L'albero del Maj con la bandiera rossa

Savogna d'Isonzo/Sovodnje ob Soči

La sera del 30 aprile si eleva verso il cielo un palo, enorme. Il palo di maggio. Tradizione che assume sfumature e connotati diversi a secondo delle varie località. In alcune zone dell'Italia centrale si ricorda solamente la festa dei lavoratori, le conquiste operaie. Un palo con in cima una bandiera rossa. Ma non sempre è esclusivamente l'albero "comunista" o "socialista". In alcune zone, ove è presente la minoranza slovena, sorge questo albero nella tradizionale festa del Maj, da qui l'albero del Maj, simbolo di prosperità, di benessere, e che in alcuni casi accompagna i giovani dall'adolescenza verso la maggiore età.
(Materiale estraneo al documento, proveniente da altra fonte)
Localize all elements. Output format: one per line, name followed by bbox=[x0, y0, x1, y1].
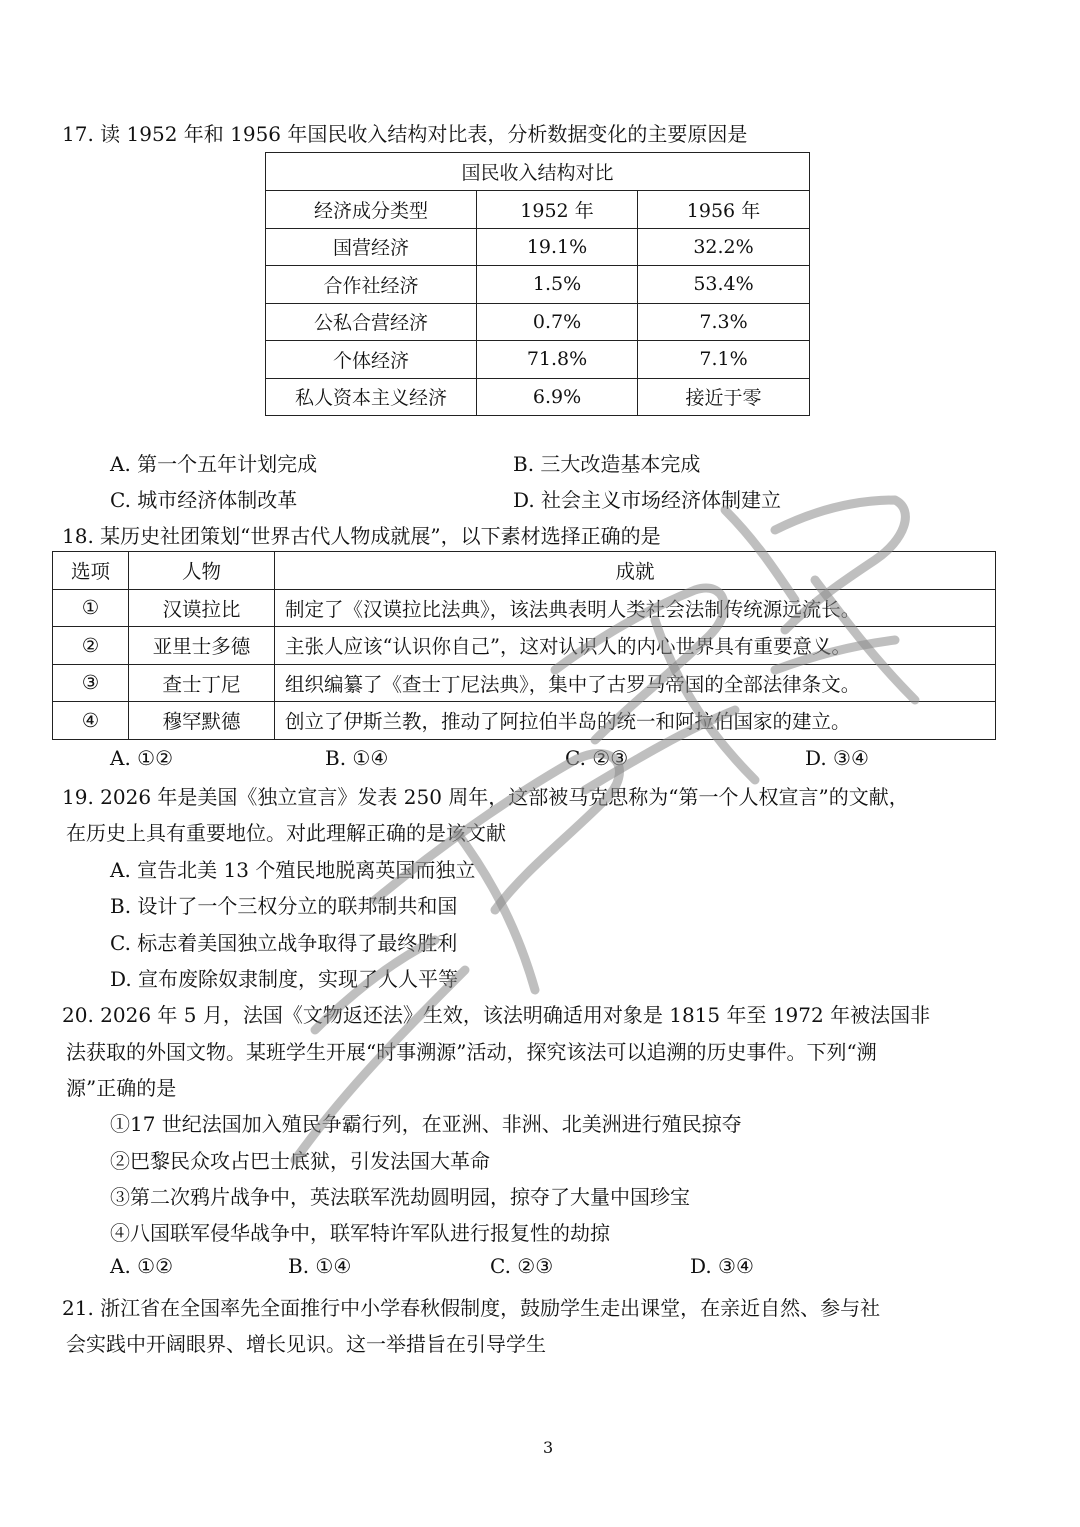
q18-header-cell: 选项 bbox=[53, 552, 129, 590]
q18-stem: 18. 某历史社团策划“世界古代人物成就展”，以下素材选择正确的是 bbox=[62, 524, 661, 548]
table-cell: 19.1% bbox=[477, 228, 638, 266]
q17-option-a: A. 第一个五年计划完成 bbox=[110, 452, 318, 476]
q17-table-caption: 国民收入结构对比 bbox=[266, 153, 810, 191]
q17-table-header bbox=[266, 191, 810, 229]
table-cell: 1.5% bbox=[477, 266, 638, 304]
q17-header-cell: 1952 年 bbox=[477, 191, 638, 229]
q18-header-cell: 成就 bbox=[275, 552, 996, 590]
table-cell: 6.9% bbox=[477, 378, 638, 416]
q18-option-c: C. ②③ bbox=[565, 746, 629, 770]
q17-option-b: B. 三大改造基本完成 bbox=[513, 452, 701, 476]
table-cell: 主张人应该“认识你自己”，这对认识人的内心世界具有重要意义。 bbox=[275, 627, 996, 665]
table-row bbox=[266, 228, 810, 266]
table-cell: 0.7% bbox=[477, 303, 638, 341]
table-cell: ③ bbox=[53, 664, 129, 702]
table-row bbox=[266, 341, 810, 379]
q18-option-b: B. ①④ bbox=[325, 746, 389, 770]
table-cell: 32.2% bbox=[638, 228, 810, 266]
table-row bbox=[53, 589, 996, 627]
q21-stem-line2: 会实践中开阔眼界、增长见识。这一举措旨在引导学生 bbox=[66, 1332, 546, 1356]
table-cell: 亚里士多德 bbox=[129, 627, 275, 665]
table-cell: 71.8% bbox=[477, 341, 638, 379]
q20-option-b: B. ①④ bbox=[288, 1254, 352, 1278]
q19-option-d: D. 宣布废除奴隶制度，实现了人人平等 bbox=[110, 967, 459, 991]
q17-table bbox=[265, 152, 810, 416]
q17-header-cell: 1956 年 bbox=[638, 191, 810, 229]
q20-item-3: ③第二次鸦片战争中，英法联军洗劫圆明园，掠夺了大量中国珍宝 bbox=[110, 1185, 690, 1209]
table-cell: 53.4% bbox=[638, 266, 810, 304]
q17-stem: 17. 读 1952 年和 1956 年国民收入结构对比表，分析数据变化的主要原因是 bbox=[62, 122, 748, 146]
q20-option-c: C. ②③ bbox=[490, 1254, 554, 1278]
q20-item-1: ①17 世纪法国加入殖民争霸行列，在亚洲、非洲、北美洲进行殖民掠夺 bbox=[110, 1112, 742, 1136]
table-cell: 创立了伊斯兰教，推动了阿拉伯半岛的统一和阿拉伯国家的建立。 bbox=[275, 702, 996, 740]
table-row bbox=[53, 702, 996, 740]
q19-stem-line1: 19. 2026 年是美国《独立宣言》发表 250 周年，这部被马克思称为“第一个人权宣言”的文献， bbox=[62, 785, 909, 809]
table-cell: 汉谟拉比 bbox=[129, 589, 275, 627]
table-cell: ① bbox=[53, 589, 129, 627]
q18-table-header bbox=[53, 552, 996, 590]
table-cell: 制定了《汉谟拉比法典》，该法典表明人类社会法制传统源远流长。 bbox=[275, 589, 996, 627]
q20-stem-line2: 法获取的外国文物。某班学生开展“时事溯源”活动，探究该法可以追溯的历史事件。下列“溯 bbox=[66, 1040, 877, 1064]
table-cell: 公私合营经济 bbox=[266, 303, 477, 341]
q20-stem-line1: 20. 2026 年 5 月，法国《文物返还法》生效，该法明确适用对象是 1815 年至 1972 年被法国非 bbox=[62, 1003, 931, 1027]
table-row bbox=[266, 266, 810, 304]
q19-option-a: A. 宣告北美 13 个殖民地脱离英国而独立 bbox=[110, 858, 476, 882]
table-cell: 国营经济 bbox=[266, 228, 477, 266]
q20-option-a: A. ①② bbox=[110, 1254, 174, 1278]
q19-option-b: B. 设计了一个三权分立的联邦制共和国 bbox=[110, 894, 458, 918]
table-cell: 7.3% bbox=[638, 303, 810, 341]
q17-option-c: C. 城市经济体制改革 bbox=[110, 488, 298, 512]
table-cell: 查士丁尼 bbox=[129, 664, 275, 702]
table-row bbox=[266, 378, 810, 416]
table-cell: 合作社经济 bbox=[266, 266, 477, 304]
q18-header-cell: 人物 bbox=[129, 552, 275, 590]
table-row bbox=[53, 627, 996, 665]
table-cell: 个体经济 bbox=[266, 341, 477, 379]
table-cell: 私人资本主义经济 bbox=[266, 378, 477, 416]
table-row bbox=[53, 664, 996, 702]
table-cell: 组织编纂了《查士丁尼法典》，集中了古罗马帝国的全部法律条文。 bbox=[275, 664, 996, 702]
q18-table bbox=[52, 551, 996, 740]
table-cell: ④ bbox=[53, 702, 129, 740]
q18-option-d: D. ③④ bbox=[805, 746, 869, 770]
q20-item-2: ②巴黎民众攻占巴士底狱，引发法国大革命 bbox=[110, 1149, 490, 1173]
q21-stem-line1: 21. 浙江省在全国率先全面推行中小学春秋假制度，鼓励学生走出课堂，在亲近自然、参与社 bbox=[62, 1296, 881, 1320]
q20-option-d: D. ③④ bbox=[690, 1254, 754, 1278]
page-number: 3 bbox=[543, 1438, 554, 1457]
q18-option-a: A. ①② bbox=[110, 746, 174, 770]
table-cell: 穆罕默德 bbox=[129, 702, 275, 740]
table-cell: ② bbox=[53, 627, 129, 665]
q20-stem-line3: 源”正确的是 bbox=[66, 1076, 177, 1100]
table-cell: 7.1% bbox=[638, 341, 810, 379]
q19-option-c: C. 标志着美国独立战争取得了最终胜利 bbox=[110, 931, 458, 955]
q17-option-d: D. 社会主义市场经济体制建立 bbox=[513, 488, 782, 512]
q19-stem-line2: 在历史上具有重要地位。对此理解正确的是该文献 bbox=[66, 821, 506, 845]
q20-item-4: ④八国联军侵华战争中，联军特许军队进行报复性的劫掠 bbox=[110, 1221, 610, 1245]
q17-header-cell: 经济成分类型 bbox=[266, 191, 477, 229]
table-row bbox=[266, 303, 810, 341]
table-cell: 接近于零 bbox=[638, 378, 810, 416]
Tradizione pagana, laica, profana per alcuni e spesso questo albero sorge innanzi ad una Chiesa, quasi uno scherzo, qualcuno potrebbe pensare. Ma in realtà nei piccoli borghi la piazza principale del paese vede sempre la presenza di una chiesa e visto che quel palo sorge spesso nel piazzale principale, questa "sfida" è a dir poco inevitabile.
In cima a questo palo, immenso, sventola spesso, non ovunque, una bandiera rossa e spesso anche lacci con i colori della bandiera slovena. Quando vedi quella bandiera rossa sventolare, l'emozione per alcuni sarà certamente forte. Per altri, invece, l'indignazione non è da meno.
Doberdò del Lago/Doberdob

Rupa

Selz di Ronchi/Ronke

Gabria/Gabrije
Nonostante di comunista oggi vi sia poco, un poco che trova consolazione in quella bandiera, che ricorda il senso del primo maggio, primo maggio che da queste parti è stato anche non solo il giorno della festa dei lavoratori, dei comunisti, degli operai, ma anche il giorno della liberazione dal nazifascismo grazie ai partigiani jugoslavi. Ed è per questo che quell'albero viene visto con sospetto se non con odio dai soliti noti. 
Da Selz di Ronchi a Doberdò, da Gabria a Savogna d'Isonzo, e così via camminando per alcuni Comuni dell'Isontino o sobborghi o quartieri ove tale tradizione è ancora viva, quell'albero di Maggio con la bandiera rossa non è una semplice tradizione secolare, ma il simbolo del riscatto dei lavoratori dall'oppressore, e se poi questo riscatto è coinciso con la liberazione di Trieste e Gorizia dall'occupante nazifascista, qualcuno, suo malgrado, dovrà pur farsene una santa o non santa ragione.